Veros Real Estate Solutions' real estate market forecast "VeroFORECAST," says for the next 12 months, ending in June 1, 2014, San Francisco's break away housing market will yield a home price boom of 12.7 percent.
Closely on the heels of the City By The Bay, the Los Angeles-Long Beach-Santa Ana, CA region will see home prices rise by 11.6 percent; followed by Silicon Valley-San Jose-Sunnyvale-Santa Clara, CA, 11.1 percent; Midland, TX, 11.1 percent and Phoenix-Mesa-Scottsdale, AZ, 10.9 percent.
Homebuyers are sweating bullets in San Francisco, where the supply of homes is down nearly 80 percent from its peak in 2008. Always an expensive housing market, Don't-Call-Me-Frisco does offer housing affordability at 2004 levels, according to Veros.

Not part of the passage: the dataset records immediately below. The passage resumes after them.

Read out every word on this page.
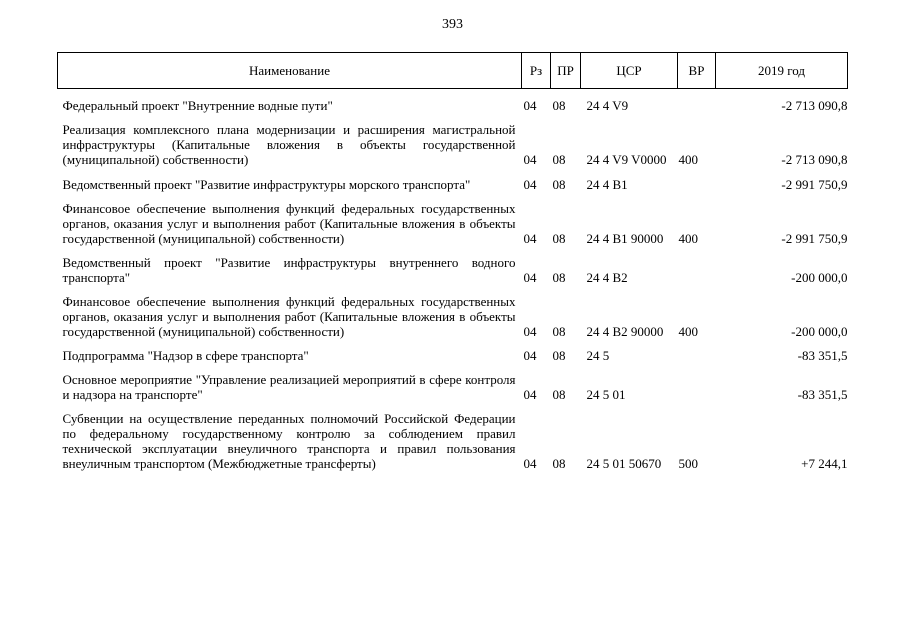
393
Наименование	Рз	ПР	ЦСР	ВР	2019 год

Федеральный проект "Внутренние водные пути"	04	08	24 4 V9		-2 713 090,8

Реализация комплексного плана модернизации и расширения магистральной инфраструктуры (Капитальные вложения в объекты государственной (муниципальной) собственности)	04	08	24 4 V9 V0000	400	-2 713 090,8

Ведомственный проект "Развитие инфраструктуры морского транспорта"	04	08	24 4 В1		-2 991 750,9

Финансовое обеспечение выполнения функций федеральных государственных органов, оказания услуг и выполнения работ (Капитальные вложения в объекты государственной (муниципальной) собственности)	04	08	24 4 В1 90000	400	-2 991 750,9

Ведомственный проект "Развитие инфраструктуры внутреннего водного транспорта"	04	08	24 4 В2		-200 000,0

Финансовое обеспечение выполнения функций федеральных государственных органов, оказания услуг и выполнения работ (Капитальные вложения в объекты государственной (муниципальной) собственности)	04	08	24 4 В2 90000	400	-200 000,0

Подпрограмма "Надзор в сфере транспорта"	04	08	24 5		-83 351,5

Основное мероприятие "Управление реализацией мероприятий в сфере контроля и надзора на транспорте"	04	08	24 5 01		-83 351,5

Субвенции на осуществление переданных полномочий Российской Федерации по федеральному государственному контролю за соблюдением правил технической эксплуатации внеуличного транспорта и правил пользования внеуличным транспортом (Межбюджетные трансферты)	04	08	24 5 01 50670	500	+7 244,1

Along with relatively low unemployment, similar factors play out in the Los Angeles area and especially Silicon Valley (San Jose metro), where home prices have already surpassed peak prices of the last boom.
Vero's forecast also reports the Northeast continues to struggle, albeit less so. Higher unemployment rates and pockets of population decline are keeping some Northeast markets from gaining ground on the home price front.
Still struggling at the bottom of the heap are, Poughkeepsie-Newburgh-Middletown, NY, where prices are expected to fall 2.9 percent over the next 12 months, followed by Kingston, NY, down 2.1 percent; Norwich-New London, CT, down 1.9 percent; Bridgeport-Stamford-Norwalk, CT, down 1.8 percent and Atlantic City, NJ, where Tropical Storm Sandy is still evident, down 1.6 percent.
Vero's latest quarterly forecast says 90 percent of U.S. markets are expected to see home price appreciation, with the remainder still experiencing price declines.
That's an improvement over the last quarter's forecast for a 75-25 percent split in appreciation or depreciation.
"We have been consistent in our position over the past year that the recovery will be lengthy and gradual, which it has been, while many were talking about a 'shadow inventory' pulling the housing market back down and creating another recession," said Eric P. Fox, vice president of statistical and economic modeling for Veros.
Fox added, "Now we are finally over the hump with appreciation being the forecast norm. That is to say, we are seeing the first signs a year or two from now that the rapid increase of prices will slow a bit in many parts of the country. However, we don't foresee drastic slowing - simply some moderation."